I got disgusted with Quicktime Pro 7 for Windows. It crashes, a LOT. Copying and pasting portions of a video doesn't always work, and processing the video to MPEG 4 is slow as dirt. I would have to get it started on my computer and go do something else for 6 to 8 hours while it processed a ONE MINUTE video. I know my computer is old and slow, but that's rediculous.
So Alison and I started looking around, and we found a program that will convert AVI files to Flash. Problem with that was Quicktime Pro 7 only converts MOV files to ONE form of AVI, and that form is incompatible with the AVI to Flash program! We had to use Quicktime 6 to convert to Cinepak AVI first, a real pain since I don't have QT6 on my computer.

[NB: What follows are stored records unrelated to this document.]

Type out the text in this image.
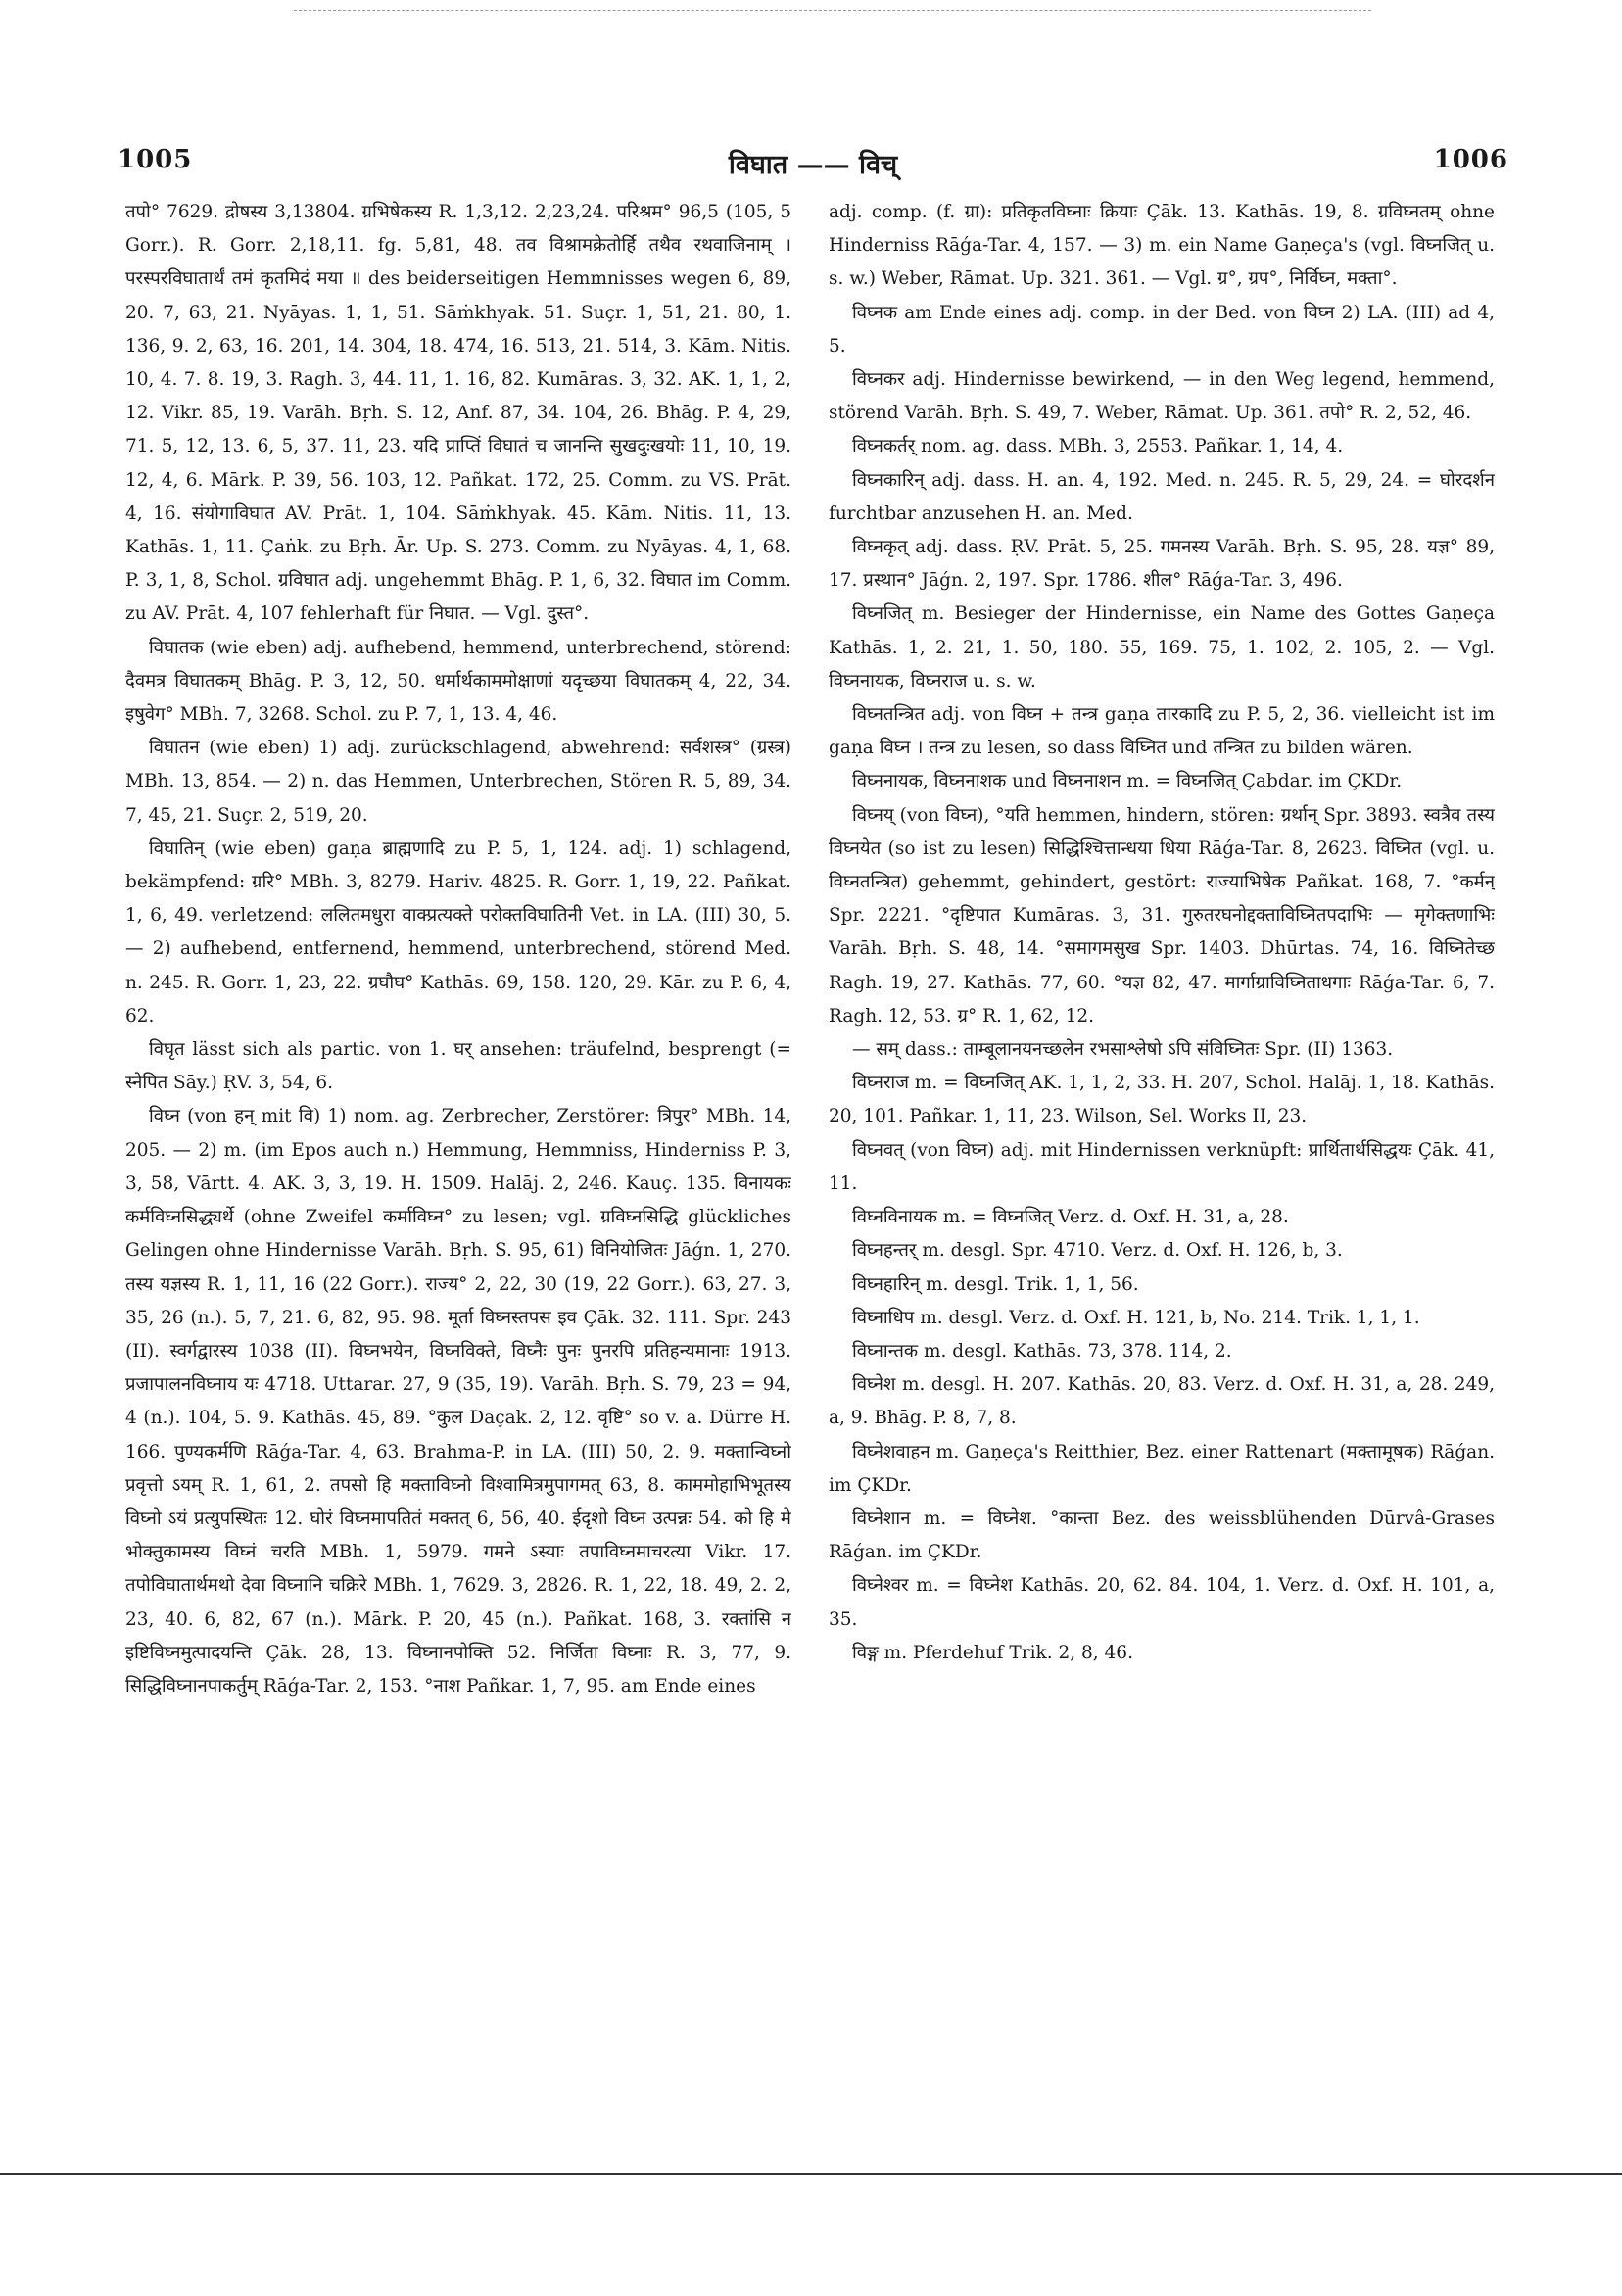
1005	विघात —— विच्	1006

तपो° 7629. द्रोषस्य 3,13804. ग्रभिषेकस्य R. 1,3,12. 2,23,24. परिश्रम° 96,5 (105, 5 Gorr.). R. Gorr. 2,18,11. fg. 5,81, 48. तव विश्रामक्रेतोर्हि तथैव रथवाजिनाम् । परस्परविघातार्थं तमं कृतमिदं मया ॥ des beiderseitigen Hemmnisses wegen 6, 89, 20. 7, 63, 21. Nyāyas. 1, 1, 51. Sāṁkhyak. 51. Suçr. 1, 51, 21. 80, 1. 136, 9. 2, 63, 16. 201, 14. 304, 18. 474, 16. 513, 21. 514, 3. Kām. Nitis. 10, 4. 7. 8. 19, 3. Ragh. 3, 44. 11, 1. 16, 82. Kumāras. 3, 32. AK. 1, 1, 2, 12. Vikr. 85, 19. Varāh. Bṛh. S. 12, Anf. 87, 34. 104, 26. Bhāg. P. 4, 29, 71. 5, 12, 13. 6, 5, 37. 11, 23. यदि प्राप्तिं विघातं च जानन्ति सुखदुःखयोः 11, 10, 19. 12, 4, 6. Mārk. P. 39, 56. 103, 12. Pañkat. 172, 25. Comm. zu VS. Prāt. 4, 16. संयोगाविघात AV. Prāt. 1, 104. Sāṁkhyak. 45. Kām. Nitis. 11, 13. Kathās. 1, 11. Çaṅk. zu Bṛh. Ār. Up. S. 273. Comm. zu Nyāyas. 4, 1, 68. P. 3, 1, 8, Schol. ग्रविघात adj. ungehemmt Bhāg. P. 1, 6, 32. विघात im Comm. zu AV. Prāt. 4, 107 fehlerhaft für निघात. — Vgl. दुस्त°.

विघातक (wie eben) adj. aufhebend, hemmend, unterbrechend, störend: दैवमत्र विघातकम् Bhāg. P. 3, 12, 50. धर्मार्थकाममोक्षाणां यदृच्छया विघातकम् 4, 22, 34. इषुवेग° MBh. 7, 3268. Schol. zu P. 7, 1, 13. 4, 46.

विघातन (wie eben) 1) adj. zurückschlagend, abwehrend: सर्वशस्त्र° (ग्रस्त्र) MBh. 13, 854. — 2) n. das Hemmen, Unterbrechen, Stören R. 5, 89, 34. 7, 45, 21. Suçr. 2, 519, 20.

विघातिन् (wie eben) gaṇa ब्राह्मणादि zu P. 5, 1, 124. adj. 1) schlagend, bekämpfend: ग्ररि° MBh. 3, 8279. Hariv. 4825. R. Gorr. 1, 19, 22. Pañkat. 1, 6, 49. verletzend: ललितमधुरा वाक्प्रत्यक्ते परोक्तविघातिनी Vet. in LA. (III) 30, 5. — 2) aufhebend, entfernend, hemmend, unterbrechend, störend Med. n. 245. R. Gorr. 1, 23, 22. ग्रघौघ° Kathās. 69, 158. 120, 29. Kār. zu P. 6, 4, 62.

विघृत lässt sich als partic. von 1. घर् ansehen: träufelnd, besprengt (= स्नेपित Sāy.) ṚV. 3, 54, 6.

विघ्न (von हन् mit वि) 1) nom. ag. Zerbrecher, Zerstörer: त्रिपुर° MBh. 14, 205. — 2) m. (im Epos auch n.) Hemmung, Hemmniss, Hinderniss P. 3, 3, 58, Vārtt. 4. AK. 3, 3, 19. H. 1509. Halāj. 2, 246. Kauç. 135. विनायकः कर्मविघ्नसिद्ध्यर्थे (ohne Zweifel कर्माविघ्न° zu lesen; vgl. ग्रविघ्नसिद्धि glückliches Gelingen ohne Hindernisse Varāh. Bṛh. S. 95, 61) विनियोजितः Jāǵn. 1, 270. तस्य यज्ञस्य R. 1, 11, 16 (22 Gorr.). राज्य° 2, 22, 30 (19, 22 Gorr.). 63, 27. 3, 35, 26 (n.). 5, 7, 21. 6, 82, 95. 98. मूर्ता विघ्नस्तपस इव Çāk. 32. 111. Spr. 243 (II). स्वर्गद्वारस्य 1038 (II). विघ्नभयेन, विघ्नविक्ते, विघ्नैः पुनः पुनरपि प्रतिहन्यमानाः 1913. प्रजापालनविघ्नाय यः 4718. Uttarar. 27, 9 (35, 19). Varāh. Bṛh. S. 79, 23 = 94, 4 (n.). 104, 5. 9. Kathās. 45, 89. °कुल Daçak. 2, 12. वृष्टि° so v. a. Dürre H. 166. पुण्यकर्मणि Rāǵa-Tar. 4, 63. Brahma-P. in LA. (III) 50, 2. 9. मक्तान्विघ्नो प्रवृत्तो ऽयम् R. 1, 61, 2. तपसो हि मक्ताविघ्नो विश्वामित्रमुपागमत् 63, 8. काममोहाभिभूतस्य विघ्नो ऽयं प्रत्युपस्थितः 12. घोरं विघ्नमापतितं मक्तत् 6, 56, 40. ईदृशो विघ्न उत्पन्नः 54. को हि मे भोक्तुकामस्य विघ्नं चरति MBh. 1, 5979. गमने ऽस्याः तपाविघ्नमाचरत्या Vikr. 17. तपोविघातार्थमथो देवा विघ्नानि चक्रिरे MBh. 1, 7629. 3, 2826. R. 1, 22, 18. 49, 2. 2, 23, 40. 6, 82, 67 (n.). Mārk. P. 20, 45 (n.). Pañkat. 168, 3. रक्तांसि न इष्टिविघ्नमुत्पादयन्ति Çāk. 28, 13. विघ्नानपोक्ति 52. निर्जिता विघ्नाः R. 3, 77, 9. सिद्धिविघ्नानपाकर्तुम् Rāǵa-Tar. 2, 153. °नाश Pañkar. 1, 7, 95. am Ende eines

adj. comp. (f. ग्रा): प्रतिकृतविघ्नाः क्रियाः Çāk. 13. Kathās. 19, 8. ग्रविघ्नतम् ohne Hinderniss Rāǵa-Tar. 4, 157. — 3) m. ein Name Gaṇeça's (vgl. विघ्नजित् u. s. w.) Weber, Rāmat. Up. 321. 361. — Vgl. ग्र°, ग्रप°, निर्विघ्न, मक्ता°.

विघ्नक am Ende eines adj. comp. in der Bed. von विघ्न 2) LA. (III) ad 4, 5.

विघ्नकर adj. Hindernisse bewirkend, — in den Weg legend, hemmend, störend Varāh. Bṛh. S. 49, 7. Weber, Rāmat. Up. 361. तपो° R. 2, 52, 46.

विघ्नकर्तर् nom. ag. dass. MBh. 3, 2553. Pañkar. 1, 14, 4.

विघ्नकारिन् adj. dass. H. an. 4, 192. Med. n. 245. R. 5, 29, 24. = घोरदर्शन furchtbar anzusehen H. an. Med.

विघ्नकृत् adj. dass. ṚV. Prāt. 5, 25. गमनस्य Varāh. Bṛh. S. 95, 28. यज्ञ° 89, 17. प्रस्थान° Jāǵn. 2, 197. Spr. 1786. शील° Rāǵa-Tar. 3, 496.

विघ्नजित् m. Besieger der Hindernisse, ein Name des Gottes Gaṇeça Kathās. 1, 2. 21, 1. 50, 180. 55, 169. 75, 1. 102, 2. 105, 2. — Vgl. विघ्ननायक, विघ्नराज u. s. w.

विघ्नतन्त्रित adj. von विघ्न + तन्त्र gaṇa तारकादि zu P. 5, 2, 36. vielleicht ist im gaṇa विघ्न । तन्त्र zu lesen, so dass विघ्नित und तन्त्रित zu bilden wären.

विघ्ननायक, विघ्ननाशक und विघ्ननाशन m. = विघ्नजित् Çabdar. im ÇKDr.

विघ्नय् (von विघ्न), °यति hemmen, hindern, stören: ग्रर्थान् Spr. 3893. स्वत्रैव तस्य विघ्नयेत (so ist zu lesen) सिद्धिश्चित्तान्धया धिया Rāǵa-Tar. 8, 2623. विघ्नित (vgl. u. विघ्नतन्त्रित) gehemmt, gehindert, gestört: राज्याभिषेक Pañkat. 168, 7. °कर्मन् Spr. 2221. °दृष्टिपात Kumāras. 3, 31. गुरुतरघनोद्दक्ताविघ्नितपदाभिः — मृगेक्तणाभिः Varāh. Bṛh. S. 48, 14. °समागमसुख Spr. 1403. Dhūrtas. 74, 16. विघ्नितेच्छ Ragh. 19, 27. Kathās. 77, 60. °यज्ञ 82, 47. मार्गाग्राविघ्निताधगाः Rāǵa-Tar. 6, 7. Ragh. 12, 53. ग्र° R. 1, 62, 12.

— सम् dass.: ताम्बूलानयनच्छलेन रभसाश्लेषो ऽपि संविघ्नितः Spr. (II) 1363.

विघ्नराज m. = विघ्नजित् AK. 1, 1, 2, 33. H. 207, Schol. Halāj. 1, 18. Kathās. 20, 101. Pañkar. 1, 11, 23. Wilson, Sel. Works II, 23.

विघ्नवत् (von विघ्न) adj. mit Hindernissen verknüpft: प्रार्थितार्थसिद्धयः Çāk. 41, 11.

विघ्नविनायक m. = विघ्नजित् Verz. d. Oxf. H. 31, a, 28.

विघ्नहन्तर् m. desgl. Spr. 4710. Verz. d. Oxf. H. 126, b, 3.

विघ्नहारिन् m. desgl. Trik. 1, 1, 56.

विघ्नाधिप m. desgl. Verz. d. Oxf. H. 121, b, No. 214. Trik. 1, 1, 1.

विघ्नान्तक m. desgl. Kathās. 73, 378. 114, 2.

विघ्नेश m. desgl. H. 207. Kathās. 20, 83. Verz. d. Oxf. H. 31, a, 28. 249, a, 9. Bhāg. P. 8, 7, 8.

विघ्नेशवाहन m. Gaṇeça's Reitthier, Bez. einer Rattenart (मक्तामूषक) Rāǵan. im ÇKDr.

विघ्नेशान m. = विघ्नेश. °कान्ता Bez. des weissblühenden Dūrvâ-Grases Rāǵan. im ÇKDr.

विघ्नेश्वर m. = विघ्नेश Kathās. 20, 62. 84. 104, 1. Verz. d. Oxf. H. 101, a, 35.

विङ्ग m. Pferdehuf Trik. 2, 8, 46.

Had to move the files to Alison's where she has QT6. I finally tried Bink, which will convert the files to Cinepak AVI, here's the result, which while you will need the Flash plug in to see, it is much more likely a web user will have the Flash Plugin than Quicktime 7 and the files are smaller.
Click here to see the Sailing Texas Truck video Flash version.
We used Flash for a while, but going through more than one conversion caused a drop in quality. We tried using Windows Movie Maker to convert the mov file to wmv, but since the camera was compressing the movie to mov to start with we found that using this mov file and converting so another compressed format made it impossible to get really good quality. Finally we bought a miniDV tape drive camcorder that saves the files in an uncompressed avi file. Finally we had good quality, and by buying Magix Movie Edit Pro we could work with the huge avi files to edit a good video and convert it to wmv to get good quality video. I'd like to use Flash instead, and may switch when Flash 9 is working and I have the money to buy the expensive program to use it.